Cohabiter
On les aperçoit quelquefois le dimanche, au hasard d’un déplacement en auto sur des rues commerciales peu fréquentées à cette heure. Ils surprennent. Que font là, peu après midi, ces petits groupes d’adultes noirs tout endimanchés qui semblent sortir de nulle part et qui devisent aimablement entre eux avant de se disperser, certains attendant le tramway, d’autres montant dans leurs autos ? Pourquoi être habillés comme s’ils sortaient d’une réception, à cette heure, alors que les rares passants portent des vêtements de fin de semaine un peu négligés ? Ce sont probablement des Africains, pense-t-on spontanément. Mais que font-ils là ?
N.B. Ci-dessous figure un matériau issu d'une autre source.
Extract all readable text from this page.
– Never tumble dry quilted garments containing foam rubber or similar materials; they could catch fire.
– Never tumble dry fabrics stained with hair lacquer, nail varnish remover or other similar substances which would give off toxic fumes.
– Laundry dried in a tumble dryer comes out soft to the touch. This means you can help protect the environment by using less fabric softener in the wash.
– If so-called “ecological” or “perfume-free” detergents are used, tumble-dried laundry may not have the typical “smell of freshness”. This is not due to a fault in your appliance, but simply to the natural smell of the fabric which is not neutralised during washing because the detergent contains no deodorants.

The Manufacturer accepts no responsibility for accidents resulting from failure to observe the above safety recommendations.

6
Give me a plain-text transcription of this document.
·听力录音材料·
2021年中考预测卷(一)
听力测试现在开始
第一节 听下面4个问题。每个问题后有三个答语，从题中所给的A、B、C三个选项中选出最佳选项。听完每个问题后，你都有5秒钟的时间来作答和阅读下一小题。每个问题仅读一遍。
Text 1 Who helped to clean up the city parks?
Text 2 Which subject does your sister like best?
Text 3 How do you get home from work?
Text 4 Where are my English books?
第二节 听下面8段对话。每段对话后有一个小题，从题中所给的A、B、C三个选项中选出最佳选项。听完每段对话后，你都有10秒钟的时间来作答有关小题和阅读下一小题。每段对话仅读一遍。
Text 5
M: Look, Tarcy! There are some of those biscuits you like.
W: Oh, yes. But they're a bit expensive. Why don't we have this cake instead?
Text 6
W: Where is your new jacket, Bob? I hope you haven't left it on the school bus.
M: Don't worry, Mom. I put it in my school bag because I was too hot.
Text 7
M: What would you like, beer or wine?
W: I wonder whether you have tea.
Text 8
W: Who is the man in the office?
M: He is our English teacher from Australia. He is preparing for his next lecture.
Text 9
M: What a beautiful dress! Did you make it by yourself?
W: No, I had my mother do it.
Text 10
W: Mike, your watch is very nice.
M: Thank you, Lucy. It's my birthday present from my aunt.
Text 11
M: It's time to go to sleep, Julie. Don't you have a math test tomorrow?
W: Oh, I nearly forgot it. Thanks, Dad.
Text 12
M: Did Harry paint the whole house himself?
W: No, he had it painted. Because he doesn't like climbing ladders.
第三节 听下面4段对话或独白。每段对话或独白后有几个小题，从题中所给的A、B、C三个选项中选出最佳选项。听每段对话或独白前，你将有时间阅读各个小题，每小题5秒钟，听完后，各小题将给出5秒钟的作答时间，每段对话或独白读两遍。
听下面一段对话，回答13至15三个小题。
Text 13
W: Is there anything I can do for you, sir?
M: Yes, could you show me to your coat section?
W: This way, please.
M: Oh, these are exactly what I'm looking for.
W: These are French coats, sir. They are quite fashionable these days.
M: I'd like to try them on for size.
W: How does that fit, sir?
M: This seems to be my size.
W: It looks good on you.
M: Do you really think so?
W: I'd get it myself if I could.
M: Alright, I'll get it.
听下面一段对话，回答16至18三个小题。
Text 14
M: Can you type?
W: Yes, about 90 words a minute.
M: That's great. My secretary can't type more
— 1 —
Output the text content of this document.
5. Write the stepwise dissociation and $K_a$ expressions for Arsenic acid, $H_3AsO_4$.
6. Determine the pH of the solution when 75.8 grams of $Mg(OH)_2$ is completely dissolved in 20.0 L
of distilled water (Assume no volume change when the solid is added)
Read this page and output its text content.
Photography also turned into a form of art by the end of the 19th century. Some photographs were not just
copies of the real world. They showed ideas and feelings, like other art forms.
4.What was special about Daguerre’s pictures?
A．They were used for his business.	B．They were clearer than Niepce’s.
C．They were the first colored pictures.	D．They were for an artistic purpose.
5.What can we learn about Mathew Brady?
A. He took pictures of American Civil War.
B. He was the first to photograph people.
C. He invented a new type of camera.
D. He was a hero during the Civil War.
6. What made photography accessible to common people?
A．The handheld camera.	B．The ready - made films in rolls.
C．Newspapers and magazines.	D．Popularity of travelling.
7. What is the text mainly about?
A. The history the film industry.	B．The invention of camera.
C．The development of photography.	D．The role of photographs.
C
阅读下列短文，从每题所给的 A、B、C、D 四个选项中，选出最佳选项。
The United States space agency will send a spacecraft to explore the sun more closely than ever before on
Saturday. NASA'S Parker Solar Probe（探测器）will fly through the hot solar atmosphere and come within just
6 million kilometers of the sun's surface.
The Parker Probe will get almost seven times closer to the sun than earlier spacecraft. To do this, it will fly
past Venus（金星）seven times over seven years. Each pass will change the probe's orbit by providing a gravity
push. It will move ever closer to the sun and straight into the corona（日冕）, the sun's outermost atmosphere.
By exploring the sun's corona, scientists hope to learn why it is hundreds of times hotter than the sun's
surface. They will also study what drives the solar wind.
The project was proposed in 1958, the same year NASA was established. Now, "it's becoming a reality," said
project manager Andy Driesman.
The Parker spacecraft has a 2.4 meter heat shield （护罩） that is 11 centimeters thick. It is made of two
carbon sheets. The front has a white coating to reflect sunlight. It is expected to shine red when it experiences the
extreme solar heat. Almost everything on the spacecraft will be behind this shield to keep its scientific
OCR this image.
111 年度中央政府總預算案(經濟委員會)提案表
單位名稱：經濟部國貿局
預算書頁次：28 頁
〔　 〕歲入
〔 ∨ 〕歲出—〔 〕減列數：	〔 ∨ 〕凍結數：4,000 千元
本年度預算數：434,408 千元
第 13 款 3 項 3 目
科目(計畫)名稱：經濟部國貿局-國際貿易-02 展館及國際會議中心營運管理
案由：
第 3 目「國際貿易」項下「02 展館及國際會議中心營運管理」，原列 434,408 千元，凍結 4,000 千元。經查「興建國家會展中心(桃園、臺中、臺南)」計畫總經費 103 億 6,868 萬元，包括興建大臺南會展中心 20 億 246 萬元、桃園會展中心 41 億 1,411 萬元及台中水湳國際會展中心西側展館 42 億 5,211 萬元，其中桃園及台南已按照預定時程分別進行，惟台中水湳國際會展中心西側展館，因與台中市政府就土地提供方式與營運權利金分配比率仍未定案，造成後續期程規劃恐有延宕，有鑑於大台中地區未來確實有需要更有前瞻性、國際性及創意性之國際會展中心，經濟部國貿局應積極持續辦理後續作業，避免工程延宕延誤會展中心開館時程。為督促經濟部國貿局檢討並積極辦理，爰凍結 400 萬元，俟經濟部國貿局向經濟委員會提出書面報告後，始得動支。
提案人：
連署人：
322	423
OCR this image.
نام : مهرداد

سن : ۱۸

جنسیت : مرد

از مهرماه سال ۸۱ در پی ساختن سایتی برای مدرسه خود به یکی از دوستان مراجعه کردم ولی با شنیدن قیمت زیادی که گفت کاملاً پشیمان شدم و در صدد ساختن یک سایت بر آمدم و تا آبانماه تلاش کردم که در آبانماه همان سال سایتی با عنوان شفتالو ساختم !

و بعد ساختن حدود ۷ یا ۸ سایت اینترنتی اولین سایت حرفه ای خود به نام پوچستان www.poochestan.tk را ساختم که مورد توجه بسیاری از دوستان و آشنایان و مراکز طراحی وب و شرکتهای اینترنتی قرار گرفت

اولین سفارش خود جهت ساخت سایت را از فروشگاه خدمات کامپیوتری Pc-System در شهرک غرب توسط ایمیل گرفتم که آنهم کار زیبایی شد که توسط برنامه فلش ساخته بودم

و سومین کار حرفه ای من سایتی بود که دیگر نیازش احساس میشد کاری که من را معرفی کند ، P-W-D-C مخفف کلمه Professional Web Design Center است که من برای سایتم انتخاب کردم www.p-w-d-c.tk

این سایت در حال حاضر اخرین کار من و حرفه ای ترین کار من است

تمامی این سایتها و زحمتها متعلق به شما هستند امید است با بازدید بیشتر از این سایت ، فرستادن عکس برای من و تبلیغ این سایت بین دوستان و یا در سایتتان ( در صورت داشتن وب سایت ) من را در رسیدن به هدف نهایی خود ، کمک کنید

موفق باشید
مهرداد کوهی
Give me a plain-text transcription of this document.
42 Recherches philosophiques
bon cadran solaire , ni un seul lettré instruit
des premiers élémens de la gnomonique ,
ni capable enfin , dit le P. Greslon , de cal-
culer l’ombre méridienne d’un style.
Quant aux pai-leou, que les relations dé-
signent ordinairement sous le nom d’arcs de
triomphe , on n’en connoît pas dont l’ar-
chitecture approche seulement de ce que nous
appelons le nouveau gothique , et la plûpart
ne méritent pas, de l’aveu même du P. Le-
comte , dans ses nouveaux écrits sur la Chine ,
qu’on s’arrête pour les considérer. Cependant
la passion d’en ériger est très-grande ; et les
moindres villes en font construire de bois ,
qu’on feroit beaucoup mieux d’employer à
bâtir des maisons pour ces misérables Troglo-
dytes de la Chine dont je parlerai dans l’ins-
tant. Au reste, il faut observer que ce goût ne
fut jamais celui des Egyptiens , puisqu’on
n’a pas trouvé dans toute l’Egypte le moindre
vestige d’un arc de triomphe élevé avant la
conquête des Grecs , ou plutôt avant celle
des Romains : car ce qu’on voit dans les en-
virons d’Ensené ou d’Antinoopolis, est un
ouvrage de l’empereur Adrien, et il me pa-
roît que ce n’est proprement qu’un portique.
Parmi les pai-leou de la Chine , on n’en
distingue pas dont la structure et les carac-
Le promeneur curieux apprendra beaucoup plus tard qu’il a été témoin de la sortie du culte dominical d’une des multiples Églises pentecôtistes rassemblant des Français d’origine africaine dans des salles qui n’ont rien pour les distinguer des locaux commerciaux des alentours. Plus tard encore s’imposera l’idée d’aller à la rencontre de ces nouvelles communautés ethnoconfessionelles pour les découvrir et tenter de discerner quel est le rôle que joue leur appartenance religieuse dans le processus de recomposition identitaire qui traverse tous les groupes immigrants.
L’identité de la population d’accueil change aussi plus qu’on veut bien l’admettre. Les personnes et les communautés se rencontrent dans la ville, cachant le plus souvent cette part invisible d’eux-mêmes où se loge une dimension religieuse multiforme mise trop souvent à mal par de silencieuses exclusions.